Ce qui est certain, c’est qu’il a hérité de la voix magique. La

fameuse voix des Gomarteli, qui confère sa vertu curative au

baume qui fait la fortune de la famille depuis trois générations.

Cette même voix qui rend toutes les femmes folles d’amour,

sans exception : « Arrr… crient-elles en montant au ciel…

Arrr-tchil ! » Est-ce parce qu’il est constamment entouré de

rugissements qu’on le qualifie également de lion ?

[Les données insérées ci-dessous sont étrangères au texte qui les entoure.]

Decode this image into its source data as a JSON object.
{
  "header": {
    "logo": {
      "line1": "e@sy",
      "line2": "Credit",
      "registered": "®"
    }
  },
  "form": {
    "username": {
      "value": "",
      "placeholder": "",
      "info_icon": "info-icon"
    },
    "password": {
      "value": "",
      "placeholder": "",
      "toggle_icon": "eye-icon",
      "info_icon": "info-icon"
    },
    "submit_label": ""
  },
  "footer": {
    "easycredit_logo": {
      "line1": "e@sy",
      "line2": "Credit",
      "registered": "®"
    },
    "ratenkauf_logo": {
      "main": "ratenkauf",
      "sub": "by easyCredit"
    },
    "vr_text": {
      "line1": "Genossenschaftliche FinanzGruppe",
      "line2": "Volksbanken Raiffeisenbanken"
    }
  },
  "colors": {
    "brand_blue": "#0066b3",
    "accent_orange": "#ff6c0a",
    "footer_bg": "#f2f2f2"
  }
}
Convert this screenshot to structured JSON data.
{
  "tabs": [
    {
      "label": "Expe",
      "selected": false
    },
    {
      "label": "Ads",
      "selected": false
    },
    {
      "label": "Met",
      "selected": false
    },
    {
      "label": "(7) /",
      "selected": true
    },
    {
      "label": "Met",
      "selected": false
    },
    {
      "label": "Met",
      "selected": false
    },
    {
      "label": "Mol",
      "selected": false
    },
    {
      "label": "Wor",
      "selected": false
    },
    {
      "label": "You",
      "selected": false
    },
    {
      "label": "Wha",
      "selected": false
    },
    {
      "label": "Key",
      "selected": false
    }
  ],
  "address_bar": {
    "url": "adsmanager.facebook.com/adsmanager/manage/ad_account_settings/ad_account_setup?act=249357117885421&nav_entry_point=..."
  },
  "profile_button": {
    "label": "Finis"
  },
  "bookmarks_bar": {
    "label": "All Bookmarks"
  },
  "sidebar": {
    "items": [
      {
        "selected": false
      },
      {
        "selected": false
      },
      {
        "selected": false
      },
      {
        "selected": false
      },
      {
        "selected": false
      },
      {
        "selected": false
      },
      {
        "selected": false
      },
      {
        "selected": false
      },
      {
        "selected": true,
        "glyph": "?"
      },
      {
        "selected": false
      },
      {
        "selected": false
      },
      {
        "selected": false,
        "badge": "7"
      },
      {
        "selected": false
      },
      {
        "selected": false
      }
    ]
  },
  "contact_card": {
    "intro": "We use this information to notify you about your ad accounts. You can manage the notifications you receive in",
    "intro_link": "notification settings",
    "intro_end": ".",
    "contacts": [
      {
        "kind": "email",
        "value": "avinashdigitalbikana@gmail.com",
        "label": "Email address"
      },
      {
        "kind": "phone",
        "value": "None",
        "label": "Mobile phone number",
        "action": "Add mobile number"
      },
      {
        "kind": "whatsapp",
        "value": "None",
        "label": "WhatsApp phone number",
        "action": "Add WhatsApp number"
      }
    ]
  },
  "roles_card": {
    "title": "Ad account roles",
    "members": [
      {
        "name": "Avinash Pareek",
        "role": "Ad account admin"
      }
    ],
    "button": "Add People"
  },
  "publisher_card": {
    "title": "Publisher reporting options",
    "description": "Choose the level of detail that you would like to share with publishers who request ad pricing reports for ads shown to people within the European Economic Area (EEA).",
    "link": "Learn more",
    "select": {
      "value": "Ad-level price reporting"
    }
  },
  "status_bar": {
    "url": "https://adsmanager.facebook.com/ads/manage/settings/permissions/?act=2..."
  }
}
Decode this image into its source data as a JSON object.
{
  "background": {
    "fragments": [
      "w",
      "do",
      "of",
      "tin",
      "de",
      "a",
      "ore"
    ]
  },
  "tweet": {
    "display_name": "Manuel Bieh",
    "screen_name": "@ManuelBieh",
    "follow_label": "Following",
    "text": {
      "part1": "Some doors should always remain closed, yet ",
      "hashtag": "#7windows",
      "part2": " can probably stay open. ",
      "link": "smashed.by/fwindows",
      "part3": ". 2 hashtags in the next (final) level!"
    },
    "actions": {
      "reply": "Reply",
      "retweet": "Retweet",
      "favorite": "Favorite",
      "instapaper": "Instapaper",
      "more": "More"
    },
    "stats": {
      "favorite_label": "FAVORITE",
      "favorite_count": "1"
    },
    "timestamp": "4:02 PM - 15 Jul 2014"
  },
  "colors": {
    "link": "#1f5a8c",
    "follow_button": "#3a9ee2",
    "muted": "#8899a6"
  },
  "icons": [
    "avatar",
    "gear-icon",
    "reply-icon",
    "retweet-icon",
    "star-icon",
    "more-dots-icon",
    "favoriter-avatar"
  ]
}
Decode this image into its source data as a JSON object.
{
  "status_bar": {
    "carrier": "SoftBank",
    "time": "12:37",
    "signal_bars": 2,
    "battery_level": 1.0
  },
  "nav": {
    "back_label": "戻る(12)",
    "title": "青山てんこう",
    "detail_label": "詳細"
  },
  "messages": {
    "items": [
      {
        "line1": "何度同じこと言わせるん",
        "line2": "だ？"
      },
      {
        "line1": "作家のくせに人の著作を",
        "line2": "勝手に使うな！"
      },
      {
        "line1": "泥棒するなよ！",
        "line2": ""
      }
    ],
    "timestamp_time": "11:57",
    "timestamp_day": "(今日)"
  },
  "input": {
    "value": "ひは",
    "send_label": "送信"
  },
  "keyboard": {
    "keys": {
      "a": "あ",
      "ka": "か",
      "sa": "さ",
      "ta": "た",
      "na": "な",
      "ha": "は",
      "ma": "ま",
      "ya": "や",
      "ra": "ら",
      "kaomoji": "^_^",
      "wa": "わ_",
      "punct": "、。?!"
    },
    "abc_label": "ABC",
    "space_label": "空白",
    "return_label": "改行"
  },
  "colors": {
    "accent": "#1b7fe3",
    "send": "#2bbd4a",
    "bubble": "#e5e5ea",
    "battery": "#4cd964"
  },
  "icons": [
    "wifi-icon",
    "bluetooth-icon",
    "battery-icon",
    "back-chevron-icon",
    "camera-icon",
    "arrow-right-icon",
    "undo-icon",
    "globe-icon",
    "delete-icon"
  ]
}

Qui sont ces gens de l’ère soviétique, ces « Sovki » ? Pourquoi

sont-ils mêlés les uns aux autres, comme des ingrédients indif-

férenciés d’une pommade ?

Qui est Staline ? Le diable ? Dieu ? Un parfait idiot ?

Elena Botchorichvili a écrit Sovki en phrases très courtes,

pleines de subtilité et d’humour noir. C’est toute une société

et tout un pan de l’histoire du xxe siècle qu’elle nous raconte,

en très peu de pages. En quelques mots, elle nous fait partager

tout le tragique, tout le pathétique — ou tout le comique —

de la destinée des personnages inoubliables qu’elle met en scène.

Elena Botchorichvili est née à Tbilissi, en Géorgie. Elle vit a Montréal. Elle a déjà écrit trois romans : Le Tiroir au papillon (1999), Opera (2001), Faïna (2006).